When you focus on value creation and value interpretation you hold yourself accountable to remain focused, not on the surface need, but on the real need. You need to be able to build trust and ask questions that get them to think in new ways so they see the value of what you are saying and the value in the solutions and choices offered. You become focused on making your clients successful rather than satisfied.

When working with companies we spend a lot of time showing them how to probe, question, and draw out the customer so they get to the root of the problem rather than the symptom. Once you have done this you will build trust that shows you are focused on their best interests.

If you are looking to build lasting partners, you need to ensure your entire team knows how to build that rapport, trust, and probe in a way that has the customer seeing you as a value creator!

Anne Warfield,

Tuesday, April 8, 2008

Which are you, the wedding or the marriage?

We spend all this time, money and energy as a society on the day we will celebrate the declaration two people make to the world-We are married! All this time and energy for about 6 hours of time. The EVENT.

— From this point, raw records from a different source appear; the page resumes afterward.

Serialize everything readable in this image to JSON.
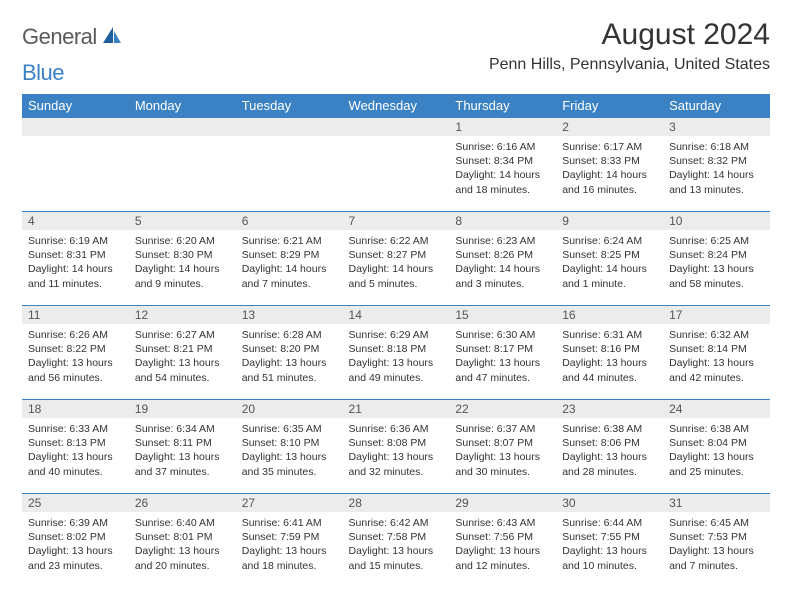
{
  "logo": {
    "text1": "General",
    "text2": "Blue"
  },
  "title": "August 2024",
  "location": "Penn Hills, Pennsylvania, United States",
  "colors": {
    "header_bg": "#3b82c4",
    "header_text": "#ffffff",
    "daynum_bg": "#ececec",
    "daynum_text": "#555555",
    "body_text": "#333333",
    "logo_gray": "#5a5a5a",
    "logo_blue": "#3b82c4",
    "row_border": "#3b82c4"
  },
  "weekdays": [
    "Sunday",
    "Monday",
    "Tuesday",
    "Wednesday",
    "Thursday",
    "Friday",
    "Saturday"
  ],
  "weeks": [
    [
      null,
      null,
      null,
      null,
      {
        "n": "1",
        "sr": "6:16 AM",
        "ss": "8:34 PM",
        "dl": "14 hours and 18 minutes."
      },
      {
        "n": "2",
        "sr": "6:17 AM",
        "ss": "8:33 PM",
        "dl": "14 hours and 16 minutes."
      },
      {
        "n": "3",
        "sr": "6:18 AM",
        "ss": "8:32 PM",
        "dl": "14 hours and 13 minutes."
      }
    ],
    [
      {
        "n": "4",
        "sr": "6:19 AM",
        "ss": "8:31 PM",
        "dl": "14 hours and 11 minutes."
      },
      {
        "n": "5",
        "sr": "6:20 AM",
        "ss": "8:30 PM",
        "dl": "14 hours and 9 minutes."
      },
      {
        "n": "6",
        "sr": "6:21 AM",
        "ss": "8:29 PM",
        "dl": "14 hours and 7 minutes."
      },
      {
        "n": "7",
        "sr": "6:22 AM",
        "ss": "8:27 PM",
        "dl": "14 hours and 5 minutes."
      },
      {
        "n": "8",
        "sr": "6:23 AM",
        "ss": "8:26 PM",
        "dl": "14 hours and 3 minutes."
      },
      {
        "n": "9",
        "sr": "6:24 AM",
        "ss": "8:25 PM",
        "dl": "14 hours and 1 minute."
      },
      {
        "n": "10",
        "sr": "6:25 AM",
        "ss": "8:24 PM",
        "dl": "13 hours and 58 minutes."
      }
    ],
    [
      {
        "n": "11",
        "sr": "6:26 AM",
        "ss": "8:22 PM",
        "dl": "13 hours and 56 minutes."
      },
      {
        "n": "12",
        "sr": "6:27 AM",
        "ss": "8:21 PM",
        "dl": "13 hours and 54 minutes."
      },
      {
        "n": "13",
        "sr": "6:28 AM",
        "ss": "8:20 PM",
        "dl": "13 hours and 51 minutes."
      },
      {
        "n": "14",
        "sr": "6:29 AM",
        "ss": "8:18 PM",
        "dl": "13 hours and 49 minutes."
      },
      {
        "n": "15",
        "sr": "6:30 AM",
        "ss": "8:17 PM",
        "dl": "13 hours and 47 minutes."
      },
      {
        "n": "16",
        "sr": "6:31 AM",
        "ss": "8:16 PM",
        "dl": "13 hours and 44 minutes."
      },
      {
        "n": "17",
        "sr": "6:32 AM",
        "ss": "8:14 PM",
        "dl": "13 hours and 42 minutes."
      }
    ],
    [
      {
        "n": "18",
        "sr": "6:33 AM",
        "ss": "8:13 PM",
        "dl": "13 hours and 40 minutes."
      },
      {
        "n": "19",
        "sr": "6:34 AM",
        "ss": "8:11 PM",
        "dl": "13 hours and 37 minutes."
      },
      {
        "n": "20",
        "sr": "6:35 AM",
        "ss": "8:10 PM",
        "dl": "13 hours and 35 minutes."
      },
      {
        "n": "21",
        "sr": "6:36 AM",
        "ss": "8:08 PM",
        "dl": "13 hours and 32 minutes."
      },
      {
        "n": "22",
        "sr": "6:37 AM",
        "ss": "8:07 PM",
        "dl": "13 hours and 30 minutes."
      },
      {
        "n": "23",
        "sr": "6:38 AM",
        "ss": "8:06 PM",
        "dl": "13 hours and 28 minutes."
      },
      {
        "n": "24",
        "sr": "6:38 AM",
        "ss": "8:04 PM",
        "dl": "13 hours and 25 minutes."
      }
    ],
    [
      {
        "n": "25",
        "sr": "6:39 AM",
        "ss": "8:02 PM",
        "dl": "13 hours and 23 minutes."
      },
      {
        "n": "26",
        "sr": "6:40 AM",
        "ss": "8:01 PM",
        "dl": "13 hours and 20 minutes."
      },
      {
        "n": "27",
        "sr": "6:41 AM",
        "ss": "7:59 PM",
        "dl": "13 hours and 18 minutes."
      },
      {
        "n": "28",
        "sr": "6:42 AM",
        "ss": "7:58 PM",
        "dl": "13 hours and 15 minutes."
      },
      {
        "n": "29",
        "sr": "6:43 AM",
        "ss": "7:56 PM",
        "dl": "13 hours and 12 minutes."
      },
      {
        "n": "30",
        "sr": "6:44 AM",
        "ss": "7:55 PM",
        "dl": "13 hours and 10 minutes."
      },
      {
        "n": "31",
        "sr": "6:45 AM",
        "ss": "7:53 PM",
        "dl": "13 hours and 7 minutes."
      }
    ]
  ],
  "labels": {
    "sunrise": "Sunrise:",
    "sunset": "Sunset:",
    "daylight": "Daylight:"
  }
}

But what is really needed to ensure success for the marriage in the long-term? Is it the wedding or the coaching, growth, mentoring, learning, that we do as a team during the marriage?

My point is that in corporations training is often treated like the wedding- a big event that will cause all the changes and results we want. I am amazed at how many don't stop to think, how to keep the momentum going, how to coach and how to ensure it links in to their corporate culture.

Remember that a marriage is not made by a wedding. It is made by two people being committed to making it work. Two people who continue to grow, learn, and develop with each other.

A marriage that is based solely on the wedding soon dies as the day is forgotten, the festivities now seem stale and life is not as you expected. But when the wedding is treated as a START to a continued and committed journey it is truly a miraculous event that triggers all new happenings in your life.

So ask yourself, which way do I treat training? As an event I do, then tuck the dress away to be forgotten? Or as a lasting legacy that I nuture and grow each day.